The developers even went so far as to have an extra layer of music play whenever the Vitamin Beam is firing and made most songs have their own unique layer. That’s just awesome.
There honestly isn’t much I can find wrong with Vitamin Connection. Sure, it’s a little hard to figure out at first, but the game teaches you all the basics, and doesn’t punish you too hard for struggling at the start. Not everyone will dig the style and music, but speaking as someone who enjoys this sort of thing, the whole team executed it perfectly.

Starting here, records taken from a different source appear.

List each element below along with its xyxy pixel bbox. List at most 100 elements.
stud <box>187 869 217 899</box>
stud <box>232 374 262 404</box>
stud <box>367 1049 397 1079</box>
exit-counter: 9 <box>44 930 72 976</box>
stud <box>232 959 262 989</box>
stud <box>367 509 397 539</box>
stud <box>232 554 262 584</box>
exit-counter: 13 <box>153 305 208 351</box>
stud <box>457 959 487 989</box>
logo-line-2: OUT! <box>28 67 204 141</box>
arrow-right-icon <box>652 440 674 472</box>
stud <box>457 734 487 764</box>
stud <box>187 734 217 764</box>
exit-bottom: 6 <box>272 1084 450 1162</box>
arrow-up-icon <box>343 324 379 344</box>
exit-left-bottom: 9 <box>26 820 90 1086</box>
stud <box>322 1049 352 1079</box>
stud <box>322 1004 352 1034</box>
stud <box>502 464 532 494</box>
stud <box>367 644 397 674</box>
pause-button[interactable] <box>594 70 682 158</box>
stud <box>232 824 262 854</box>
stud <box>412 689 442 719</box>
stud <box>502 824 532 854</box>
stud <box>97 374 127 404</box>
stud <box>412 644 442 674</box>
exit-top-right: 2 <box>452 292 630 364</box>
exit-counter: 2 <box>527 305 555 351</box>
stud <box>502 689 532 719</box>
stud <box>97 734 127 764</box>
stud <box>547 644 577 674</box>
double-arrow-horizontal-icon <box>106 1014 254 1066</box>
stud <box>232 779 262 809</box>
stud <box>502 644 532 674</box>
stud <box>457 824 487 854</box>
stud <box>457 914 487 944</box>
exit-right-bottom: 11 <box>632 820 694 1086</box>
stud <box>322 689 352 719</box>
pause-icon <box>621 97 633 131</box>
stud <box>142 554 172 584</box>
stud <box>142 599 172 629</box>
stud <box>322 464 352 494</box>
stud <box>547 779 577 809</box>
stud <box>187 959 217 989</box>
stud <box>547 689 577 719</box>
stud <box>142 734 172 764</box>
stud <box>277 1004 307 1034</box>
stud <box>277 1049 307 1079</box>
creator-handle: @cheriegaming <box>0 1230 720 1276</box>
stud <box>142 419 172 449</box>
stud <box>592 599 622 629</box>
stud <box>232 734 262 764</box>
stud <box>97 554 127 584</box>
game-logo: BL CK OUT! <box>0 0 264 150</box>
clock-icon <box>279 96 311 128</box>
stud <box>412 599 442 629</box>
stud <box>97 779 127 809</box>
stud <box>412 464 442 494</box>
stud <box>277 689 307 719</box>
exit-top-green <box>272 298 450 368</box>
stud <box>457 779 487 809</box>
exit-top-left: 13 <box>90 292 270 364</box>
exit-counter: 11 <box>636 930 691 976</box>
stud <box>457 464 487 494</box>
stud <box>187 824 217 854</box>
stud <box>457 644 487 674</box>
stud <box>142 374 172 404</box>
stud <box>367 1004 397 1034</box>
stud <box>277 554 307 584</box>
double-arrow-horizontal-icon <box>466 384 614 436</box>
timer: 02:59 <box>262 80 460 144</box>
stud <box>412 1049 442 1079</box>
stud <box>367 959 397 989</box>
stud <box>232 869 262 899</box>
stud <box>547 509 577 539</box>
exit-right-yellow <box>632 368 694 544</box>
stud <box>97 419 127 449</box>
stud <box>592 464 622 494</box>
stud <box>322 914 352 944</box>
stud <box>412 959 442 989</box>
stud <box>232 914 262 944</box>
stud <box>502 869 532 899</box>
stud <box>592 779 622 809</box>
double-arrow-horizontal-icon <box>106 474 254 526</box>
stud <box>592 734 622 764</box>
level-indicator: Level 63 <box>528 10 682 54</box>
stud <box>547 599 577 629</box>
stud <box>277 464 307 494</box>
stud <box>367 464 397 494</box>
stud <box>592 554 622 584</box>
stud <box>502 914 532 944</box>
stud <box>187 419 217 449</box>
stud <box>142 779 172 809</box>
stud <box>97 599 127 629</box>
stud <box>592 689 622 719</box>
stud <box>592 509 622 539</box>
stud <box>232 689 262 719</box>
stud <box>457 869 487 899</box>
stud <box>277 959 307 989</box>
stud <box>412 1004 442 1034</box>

Vitamin Connection Review — The Bottom Line
Pros
- Very fun and creative
- Totally unique gameplay and controls
- Good by yourself or with a friend
- Lots of content and replay value for $20
- Great soundtrack and graphics
Cons
- Somewhat steep learning curve for controls, especially in co-op
- No 2-Player VS. mode for the various unlockable mini-games
- Minor backtracking may bothersome
To bring this love-letter in disguise to a close: Vitamin Connection is a game that everybody should play. Not just because it’s a great game for families and kids, but because it’s just a great game. Creativity and charm like this should not just be celebrated but rewarded.
The only things I wish Vitamin Connection had that it doesn’t is some sort of 2-Player VS. mode and a longer campaign. But it’s also important to remember that when your worst complaint about a game is, “I wish there was more of it”, you’ve still got a great game on your hands.
Vitamin Connection is available now exclusively on Nintendo Switch.